Kanal24, Malang – Dr. Abdul Aziz, S.R., M.Si., dosen Fakultas Ilmu Sosial dan Ilmu Politik (FISIP) Universitas Brawijaya, memberi tanggapan mengenai tantangan perdagangan karbon dalam kebijakan ekonomi Indonesia. Pernyataan tersebut disampaikan dalam acara diskusi panel bertema “Perdagangan Karbon” yang berlangsung di Auditorium Nuswantara, FISIP UB (25/11/2024).
Dr. Abdul Aziz menyebut bahwa perdagangan karbon memiliki karakteristik unik karena melibatkan barang yang tidak berwujud. “Ini adalah perdagangan yang sebenarnya tidak berwujud. Namun, yang perlu kita soroti adalah bahwa barang tidak berwujud ini muncul sebagai hasil dari kebijakan ekonomi negara, khususnya di sektor ekonomi lingkungan dan pertambangan,” ungkapnya.
Menurutnya, keterlibatan pemerintah Indonesia dalam berbagai perjanjian untuk mengurangi emisi karbon, termasuk mekanisme perdagangan karbon, mencerminkan upaya negara untuk menjawab isu perubahan iklim. Namun, ia menilai kebijakan ini masih lebih menguntungkan aspek ekonomi dibandingkan lingkungan.
Dr. Abdul Aziz menyoroti kecenderungan pemerintah untuk memprioritaskan keuntungan ekonomi dalam pengelolaan perdagangan karbon. “Jika dilihat dari perspektif politik atau ekonomi politik, perdagangan karbon tampaknya lebih menguntungkan secara ekonomi saja. Padahal, jika akar masalah emisi karbon ini—yang berada di hulu—tidak ditangani secara menyeluruh dan global, dampaknya akan sulit dikendalikan dengan baik,” jelasnya.
Ia juga menambahkan bahwa kebijakan karbon Indonesia saat ini masih lebih terfokus pada aspek bisnis daripada perbaikan lingkungan. “Negara-negara, termasuk Indonesia, masih berbicara tentang aspek bisnis ekonomi dari emisi karbon. Belum banyak perhatian diberikan pada masalah di hulu, yaitu sumber utama dari emisi karbon itu sendiri,” tambahnya.
Lebih lanjut, Dr. Abdul Aziz mengkritik mekanisme perdagangan karbon yang ia nilai cenderung menjadi alat “kapitalisme hijau.” Dalam pandangannya, regulasi yang ada saat ini belum cukup efektif untuk mengatasi masalah lingkungan secara substansial.

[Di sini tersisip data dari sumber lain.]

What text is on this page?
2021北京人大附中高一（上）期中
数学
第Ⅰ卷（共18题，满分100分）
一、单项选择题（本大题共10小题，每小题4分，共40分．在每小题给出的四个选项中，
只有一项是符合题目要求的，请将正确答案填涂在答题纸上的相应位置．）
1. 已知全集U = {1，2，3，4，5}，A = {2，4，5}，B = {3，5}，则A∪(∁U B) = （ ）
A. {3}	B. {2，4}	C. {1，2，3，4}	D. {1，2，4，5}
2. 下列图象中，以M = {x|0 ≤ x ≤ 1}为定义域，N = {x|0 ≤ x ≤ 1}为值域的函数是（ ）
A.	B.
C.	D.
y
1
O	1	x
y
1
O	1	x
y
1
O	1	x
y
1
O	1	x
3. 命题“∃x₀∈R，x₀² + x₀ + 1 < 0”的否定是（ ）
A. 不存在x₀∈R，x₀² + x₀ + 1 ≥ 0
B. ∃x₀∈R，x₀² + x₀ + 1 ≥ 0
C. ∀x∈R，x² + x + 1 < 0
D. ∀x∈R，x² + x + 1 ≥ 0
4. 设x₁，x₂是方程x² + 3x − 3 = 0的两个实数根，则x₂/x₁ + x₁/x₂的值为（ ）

“Negara atau pemerintah perlu memiliki regulasi yang tegas untuk memastikan bahwa mekanisme perdagangan karbon ini tidak hanya menjadi alat kapitalisme hijau. Namun, aturan-aturan yang sudah ada tampaknya hanya berputar pada lingkaran yang sama—melibatkan pemerintah, korporasi, dan kelompok-kelompok berkepentingan tertentu,” tegasnya.
Ia juga menyoroti kesenjangan antara kebijakan yang dirancang dan implementasi di lapangan. “Karena regulasinya belum cukup tajam, mekanisme perdagangan karbon ini cenderung berjalan seperti perdagangan biasa, tanpa memberikan solusi signifikan terhadap akar masalah emisi karbon,” paparnya.
Pada akhir kesempatan, Dr. Abdul Aziz menekankan pentingnya kebijakan yang lebih menyeluruh dalam menangani persoalan lingkungan dan perdagangan karbon. Ia mengimbau pemerintah untuk tidak hanya melihat perdagangan karbon sebagai peluang ekonomi, tetapi juga sebagai alat strategis untuk menekan dampak perubahan iklim secara global. (fan)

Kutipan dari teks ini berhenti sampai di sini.